Il sigaro italiano per antonomasia è il “toscano”, deciso e forte, che viene fumato tagliato a metà. Il mezzo toscano dalla seconda metà dell’Ottocento a quella del Novecento riscuote un enorme successo. Molti personaggi famosi lo apprezzano, da Giuseppe Garibaldi a Mario Soldati per citare due “sigari d’autore” in commercio. Il terzo è Amedeo Modigliani. Come lui tanti pittori romagnoli mostrano questa abitudine.
Anselmo Gianfanti (Montiano 1857 – Cesena 1903) nel 1876 si iscrive all’Istituto di Belle Arti di Firenze entrando in contatto con gli artisti che frequentano il Caffè Michelangelo. Quell’anno stringe amicizia con Vittorio Corcos (Livorno 1859 – Firenze 1933), che lo ritrae nella spontaneità del momento con il mezzo-toscano acceso fra le labbra. Corcos lo seguirà a Napoli dove Gianfanti si è trasferito per studiare alla scuola verista di Domenico Morelli. Nonostante il successo di critica e i consensi che riceve, malato e in povertà rientra a Cesena dove la tubercolosi che lo affligge ne stronca la giovane vita.
La carriera artistica di Edgardo Saporetti (Bagnacavallo 1865 – Bellaria 1909) presenta alcuni punti in comune con quella di Gianfanti. Diplomato all’Accademia di Ravenna, si trasferisce anche lui a Napoli alla scuola di Morelli. Successivamente soggiorna a Roma prima di recarsi a Londra dove resterà dal 1897 e al 1902. Pittore di figura e ottimo ritrattista, Oltremanica trova fortuna e successo. In questo periodo si ritrae, non senza ironia, in abbigliamento dandy, smoking e lobbia, mentre tiene fra le labbra il meno aristocratico mezzo toscano.
Continuando con gli autoritratti, Francesco Brici (Casale San Vito 1870 – Rimini 1950), diplomato all’Accademia di Urbino, dopo il perfezionamento a Roma soggiorna a Bologna e Firenze orientandosi verso la pittura neoclassicista. Al ritorno a Rimini sostituisce Guglielmo Bilancioni come ritrattista della nuova borghesia e dei notabili locali. È del 1924 l’autoritratto dove sembra dimenticare il pomposo lessico accademico sostituendolo con un vivace verismo.
Fortunato Teodorani (Cesena 1888-1960), allievo di Giuseppe Cassioli a Firenze, si dedica presto alla decorazione di edifici religiosi e privati a Roma, in Romagna e nelle Marche, senza trascurare la pittura da cavalletto dove eccelle.

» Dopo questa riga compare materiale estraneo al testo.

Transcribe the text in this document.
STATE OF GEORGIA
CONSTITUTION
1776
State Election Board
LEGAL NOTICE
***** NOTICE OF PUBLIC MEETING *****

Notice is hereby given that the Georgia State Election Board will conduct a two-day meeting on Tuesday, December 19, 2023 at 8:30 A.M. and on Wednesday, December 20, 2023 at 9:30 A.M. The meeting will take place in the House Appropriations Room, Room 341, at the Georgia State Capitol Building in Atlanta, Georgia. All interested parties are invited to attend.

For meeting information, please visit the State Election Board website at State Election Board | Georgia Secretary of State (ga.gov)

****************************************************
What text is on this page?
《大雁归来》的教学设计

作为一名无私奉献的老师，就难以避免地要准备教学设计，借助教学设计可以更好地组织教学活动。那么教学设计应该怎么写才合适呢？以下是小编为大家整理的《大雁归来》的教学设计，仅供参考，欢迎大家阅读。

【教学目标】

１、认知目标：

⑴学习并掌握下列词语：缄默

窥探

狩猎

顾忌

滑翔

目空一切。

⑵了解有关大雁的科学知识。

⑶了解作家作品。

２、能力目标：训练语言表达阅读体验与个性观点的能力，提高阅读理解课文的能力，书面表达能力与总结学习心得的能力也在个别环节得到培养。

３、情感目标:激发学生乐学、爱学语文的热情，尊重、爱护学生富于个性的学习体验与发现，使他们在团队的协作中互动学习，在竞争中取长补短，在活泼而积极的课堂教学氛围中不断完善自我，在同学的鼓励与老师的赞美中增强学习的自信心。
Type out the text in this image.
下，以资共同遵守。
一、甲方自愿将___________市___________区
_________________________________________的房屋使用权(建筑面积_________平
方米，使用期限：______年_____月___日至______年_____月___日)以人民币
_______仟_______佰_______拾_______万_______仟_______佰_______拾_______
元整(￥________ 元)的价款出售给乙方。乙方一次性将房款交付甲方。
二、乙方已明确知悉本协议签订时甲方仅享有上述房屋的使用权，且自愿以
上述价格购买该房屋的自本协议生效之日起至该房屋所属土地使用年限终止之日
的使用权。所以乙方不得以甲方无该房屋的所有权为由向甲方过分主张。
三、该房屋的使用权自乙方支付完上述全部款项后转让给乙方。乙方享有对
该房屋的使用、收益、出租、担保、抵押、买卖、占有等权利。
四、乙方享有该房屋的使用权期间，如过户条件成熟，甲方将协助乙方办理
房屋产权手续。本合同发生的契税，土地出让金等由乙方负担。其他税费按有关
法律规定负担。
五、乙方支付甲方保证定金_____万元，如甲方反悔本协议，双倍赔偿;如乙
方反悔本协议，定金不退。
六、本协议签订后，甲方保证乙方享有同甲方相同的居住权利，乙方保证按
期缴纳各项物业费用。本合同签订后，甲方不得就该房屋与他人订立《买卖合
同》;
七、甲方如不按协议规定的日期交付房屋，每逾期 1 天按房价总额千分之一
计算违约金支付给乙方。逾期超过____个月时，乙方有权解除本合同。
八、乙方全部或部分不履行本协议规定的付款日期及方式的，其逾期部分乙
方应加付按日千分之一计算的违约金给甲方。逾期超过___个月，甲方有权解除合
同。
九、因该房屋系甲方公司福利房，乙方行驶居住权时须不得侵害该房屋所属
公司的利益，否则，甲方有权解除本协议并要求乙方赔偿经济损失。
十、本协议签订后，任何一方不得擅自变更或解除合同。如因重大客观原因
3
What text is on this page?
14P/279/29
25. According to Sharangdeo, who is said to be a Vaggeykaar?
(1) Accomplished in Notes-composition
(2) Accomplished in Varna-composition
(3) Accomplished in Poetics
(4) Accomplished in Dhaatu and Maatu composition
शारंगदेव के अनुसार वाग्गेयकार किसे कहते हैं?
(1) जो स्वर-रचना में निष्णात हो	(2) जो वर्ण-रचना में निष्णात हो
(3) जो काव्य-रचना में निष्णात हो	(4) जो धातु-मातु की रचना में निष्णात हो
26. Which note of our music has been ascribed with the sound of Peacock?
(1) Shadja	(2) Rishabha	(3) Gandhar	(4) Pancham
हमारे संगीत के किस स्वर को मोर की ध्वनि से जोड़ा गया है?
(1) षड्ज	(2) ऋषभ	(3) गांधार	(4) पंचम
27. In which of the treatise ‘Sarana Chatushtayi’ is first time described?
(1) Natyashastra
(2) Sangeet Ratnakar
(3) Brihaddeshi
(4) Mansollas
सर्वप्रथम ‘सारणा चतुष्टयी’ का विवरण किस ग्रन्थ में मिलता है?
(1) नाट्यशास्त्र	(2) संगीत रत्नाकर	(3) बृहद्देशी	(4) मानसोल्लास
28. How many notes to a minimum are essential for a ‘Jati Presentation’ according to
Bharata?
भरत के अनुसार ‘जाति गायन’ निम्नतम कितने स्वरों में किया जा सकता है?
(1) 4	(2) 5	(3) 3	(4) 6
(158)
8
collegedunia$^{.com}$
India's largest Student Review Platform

Uno dei suoi temi più celebri sono le tavole romagnole, il ciclo di sorprendenti composizioni con i tipici mangiari di Romagna Nel 1933 si ritrae indossando la cravatta repubblicana alla Lavallière, mentre fuma un mezzo toscano di quelli buoni, a giudicare dall’integrità della cenere. Una scelta da esperto confermata nell’autoritratto molto simile del 1942. Inquadratura e realizzazione tecnica in linea con la tradizione per una destinazione più familiare che destinata al mercato.
C’è poi Mino Maccari (Siena 1898 – Roma 1989), pittore, incisore, scrittore e giornalista, beffardo e polemico collaboratore de Il Selvaggio sul quale pubblica caricature, xilografie e linoleografie satiriche. Un tema che riprende nella sua pittura fatta di pennellate dense e veloci, ricca di violenti contrasti cromatici. Un’ampia selezione della sua produzione, quasi 2mila opere, fa parte della collezione della Fondazione Tito Balestra di Longiano, diretta da Flaminio Balestra. Maccari è anche uno dei 72 pittori coinvolti tra il 1949 e il 1950 da Giuseppe Verzocchi per la sua raccolta di quadri dedicati al lavoro, oggi in esposizione a Palazzo Romagnoli a Forlì. La commessa prevede anche l’autoritratto grafico dell’autore, nel suo caso di profilo con l’immancabile mezzo toscano tra le labbra.